Learning the business of selling cookies

Julia Roman, 15, spent Sunday morning at the Carroll County Agriculture Center teaching younger Girl Scouts tips and techniques she's learned during a decade of selling cookies. The Westminster resident showed them the most effective methods of selling via telephone, a technique that is often under utilized, she said.

"I'm teaching them basic strategies to make good sales," Julia said.


Julia, whose vest was almost entirely covered by hundreds of patches earned from achieving goals in the Girl Scouts of America's various programs, was one of roughly 500 Girl Scouts who visited the agriculture center Sunday for the Girl Scouts of Central Maryland's 2015 Cookie Rally.

This was the first year the event was held in Carroll County, said Tony Roman, Julia's father and service unit manager for Community 66, which includes Westminster, Taneytown and Union Bridge.


Scouts had a chance to become more prolific in the five skills linked to cookie selling, including money management, business ethics, people skills, decision making and goal setting, he said.

"This is not just about selling cookies, but teaching entreprenurialship, and all about business," Roman said.

Still, cookies are an integral part of the Girl Scout program and perhaps what the organization is best known for.
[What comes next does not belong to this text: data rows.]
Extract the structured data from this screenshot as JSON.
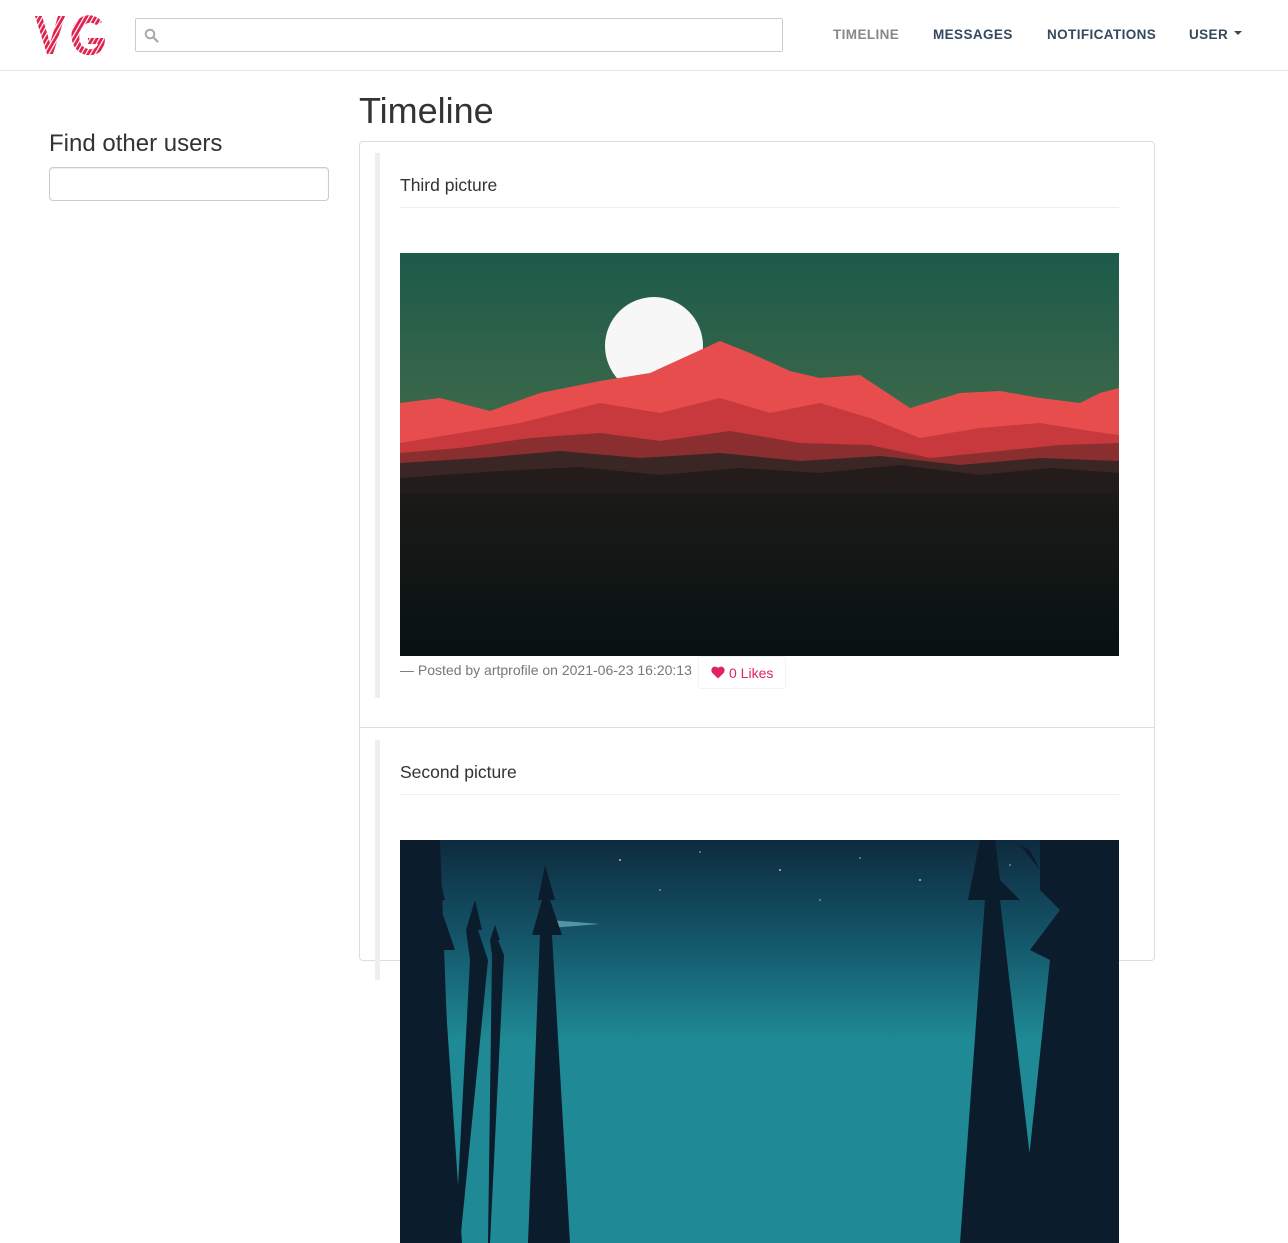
{
  "app": {
    "logo_icon": "vg-logo",
    "logo_text": "VG",
    "brand_color": "#e0214e"
  },
  "navbar": {
    "search": {
      "icon": "search-icon",
      "value": "",
      "placeholder": ""
    },
    "links": {
      "timeline": "TIMELINE",
      "messages": "MESSAGES",
      "notifications": "NOTIFICATIONS",
      "user": "USER"
    },
    "active": "timeline"
  },
  "sidebar": {
    "title": "Find other users",
    "search": {
      "value": "",
      "placeholder": ""
    }
  },
  "main": {
    "title": "Timeline",
    "posts": [
      {
        "title": "Third picture",
        "image": "red-mountains-moon-landscape",
        "meta": "— Posted by artprofile on 2021-06-23 16:20:13",
        "likes_label": "0 Likes",
        "likes_icon": "heart-icon"
      },
      {
        "title": "Second picture",
        "image": "night-forest-landscape"
      }
    ]
  },
  "colors": {
    "nav_text": "#34495e",
    "nav_active": "#888888",
    "like": "#e0245e",
    "meta_text": "#777777"
  }
}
Sylvia Stvrak, of Laurel, coordinated the planning of the event, which began six months ago, she said.

"In the past, it used to be held annually in Howard [County], but we thought it would be good to be closer to the girls here and then rotate it," Stvrak said.

The Girl Scouts of Central Maryland, one of more than 100 such councils nationwide, sold about 1.4 million boxes of cookies in 2014. Money collected is dispersed among the Girl Scout Troops and also funds the organization's programs, Stvrak said.

These cookies are mass produced at two locations in the U.S., one of which is in South Dakota and operated by ABC Bakers, said Clark Currier, director of business development for the bakery.

"We make about 6 million cases a year," Currier said. "There are 12 boxes in a case so about 72 million boxes a year."

Erin Saunders, 12, of Westminster, has been Carroll's top cookie seller for four years in a row, and each year she ups her goal. In 2014, she sold 1,118 boxes.

"There's this idea that only Brownies can sell cookies," Stvrak said. Girl Scouts are grouped by age, and a Brownie is any girl in the second or third grade. "[Erin] and other top sellers squash that."

Selling cookies encourages girls to step our of their comfort zone, Erin said, and she has not only learned how to talk to people she doesn't know, but even enjoys it.

Morgan Stolea, 12, the top seller in Howard County for three years running, agreed with Erin and said this brought her "out of my shell."

"This has changed us," Morgan said. "As little girls we were shy but now we embrace this," she said. Morgan's success has even garnered her job offers from the contracting company Whiting-Turner, Tri-Star Martial Arts, and a winery working with Turf Valley.


Leslie Looney, 12, another Girl Scout from Howard County, said the years spent selling cookies has taught her that rejection is sometimes part of business, and she has learned to accept that graciously.

"Being able to talk to people, and whether they say yes or no, it doesn't matter," she said.

Julia said the lessons learned from selling cookies go beyond just improving social skills though.

"It teaches you a lot of life skills," she said. "It helps you grow up and leads you to being a woman one day."